Is this opacity somehow an inherent quality of however cognition works, or does it have to do with having practiced some metacognitive repertoires my whole life and not others that would apply to fiber? Either way, we might imagine using arachnid consciousness to complement and target recesses of our subjectivity that elude other modes of description. Alongside language, the mental and social operations of weaving and clothing might play a role in shaping what Sylvia Wynter calls each culture's verbally defined and physiologically implemented sociogenic principle.

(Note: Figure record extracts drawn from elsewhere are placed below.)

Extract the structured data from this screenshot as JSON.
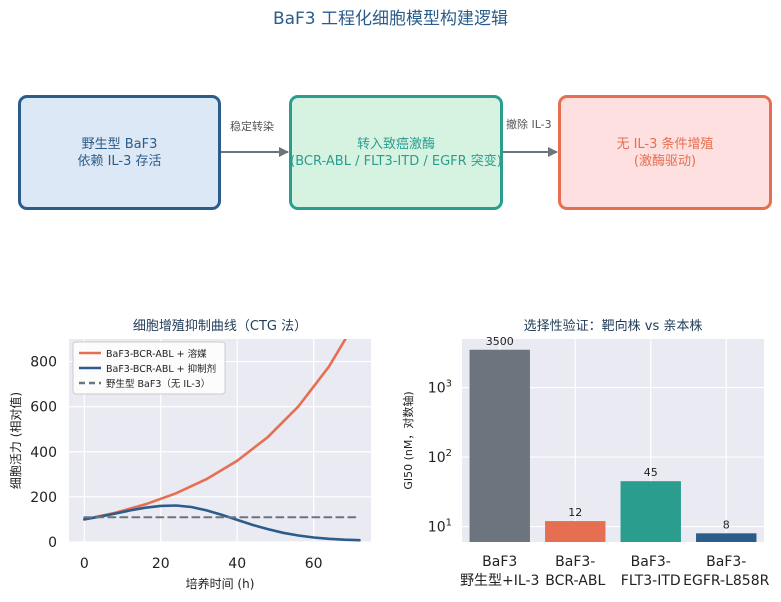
{
  "title": "BaF3 工程化细胞模型构建逻辑",
  "flow": {
    "boxes": [
      {
        "line1": "野生型 BaF3",
        "line2": "依赖 IL-3 存活",
        "fill": "#dce8f5",
        "border": "#2b5c8a"
      },
      {
        "line1": "转入致癌激酶",
        "line2": "(BCR-ABL / FLT3-ITD / EGFR 突变)",
        "fill": "#d6f3e2",
        "border": "#2a9d8f"
      },
      {
        "line1": "无 IL-3 条件增殖",
        "line2": "(激酶驱动)",
        "fill": "#fde0df",
        "border": "#e76f51"
      }
    ],
    "arrows": [
      {
        "label": "稳定转染"
      },
      {
        "label": "撤除 IL-3"
      }
    ]
  },
  "chart_data": [
    {
      "type": "line",
      "title": "细胞增殖抑制曲线（CTG 法）",
      "xlabel": "培养时间 (h)",
      "ylabel": "细胞活力 (相对值)",
      "xlim": [
        -4,
        75
      ],
      "ylim": [
        0,
        900
      ],
      "xticks": [
        0,
        20,
        40,
        60
      ],
      "yticks": [
        0,
        200,
        400,
        600,
        800
      ],
      "grid": true,
      "legend_position": "top-left",
      "series": [
        {
          "name": "BaF3-BCR-ABL + 溶媒",
          "color": "#e76f51",
          "style": "solid",
          "x": [
            0,
            8,
            16,
            24,
            32,
            40,
            48,
            56,
            64,
            72
          ],
          "y": [
            100,
            129,
            167,
            216,
            279,
            360,
            465,
            601,
            777,
            1004
          ]
        },
        {
          "name": "BaF3-BCR-ABL + 抑制剂",
          "color": "#2b5c8a",
          "style": "solid",
          "x": [
            0,
            4,
            8,
            12,
            16,
            20,
            24,
            28,
            32,
            36,
            40,
            44,
            48,
            52,
            56,
            60,
            64,
            68,
            72
          ],
          "y": [
            100,
            112,
            126,
            140,
            152,
            160,
            162,
            155,
            140,
            120,
            98,
            76,
            57,
            41,
            29,
            20,
            14,
            10,
            8
          ]
        },
        {
          "name": "野生型 BaF3（无 IL-3）",
          "color": "#6c757d",
          "style": "dashed",
          "x": [
            0,
            72
          ],
          "y": [
            110,
            110
          ]
        }
      ]
    },
    {
      "type": "bar",
      "title": "选择性验证：靶向株 vs 亲本株",
      "xlabel": "",
      "ylabel": "GI50 (nM，对数轴)",
      "yscale": "log",
      "ylim": [
        6,
        5000
      ],
      "grid": true,
      "categories": [
        {
          "line1": "BaF3",
          "line2": "野生型+IL-3"
        },
        {
          "line1": "BaF3-",
          "line2": "BCR-ABL"
        },
        {
          "line1": "BaF3-",
          "line2": "FLT3-ITD"
        },
        {
          "line1": "BaF3-",
          "line2": "EGFR-L858R"
        }
      ],
      "values": [
        3500,
        12,
        45,
        8
      ],
      "colors": [
        "#6c757d",
        "#e76f51",
        "#2a9d8f",
        "#2b5c8a"
      ]
    }
  ]
}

Seeing that because all modes of human conscious experience, and thereby, of consciousness, can now be seen to be, in all cases, the expression of the culturally constructed mode of subjective experience specific to the functioning of each culture's sociogenic sense of self, the same recognition can now be analogically extrapolated to the species-specific sense of self expressing the genomic principle defining of all forms of organic life. Sylvia Wynter, “Towards the Sociogenic Principle: Fanon, Identity, the Puzzle of Conscious Experience, and What It Is Like to Be ‘Black,’” in National Identities and Socio-Political Changes in Latin America, edited by Antonio Gomez-Moriana and Mercedes Durán-Cogan, 2001

If such an extrapolation stands, that weaving has been among the engines firing under the hood of culture-specific but naturalized modes of being, then weavers (along with all users of language) have a particular, fibrous role to play in the interruption of the replication of a dominant episteme that naturalizes premature death and structural cruelty. These changes are fundamental, and require something of a scientific awareness of the constant maintenance activity of terms of being through minute but voluntary acts of communication. Perhaps looms, together with a panoply of other co-agentive tools, can help “us” access enough senses for perceiving that maintenance in enough of its dimensions, piecemeal, to learn how to wean off of its symbolic life.


P.S. Coincidentally or not, Wynter opens her essay on sociogeny with an epigraph from David Chalmers, who was one of the two to introduce the extended cognition concept under that name.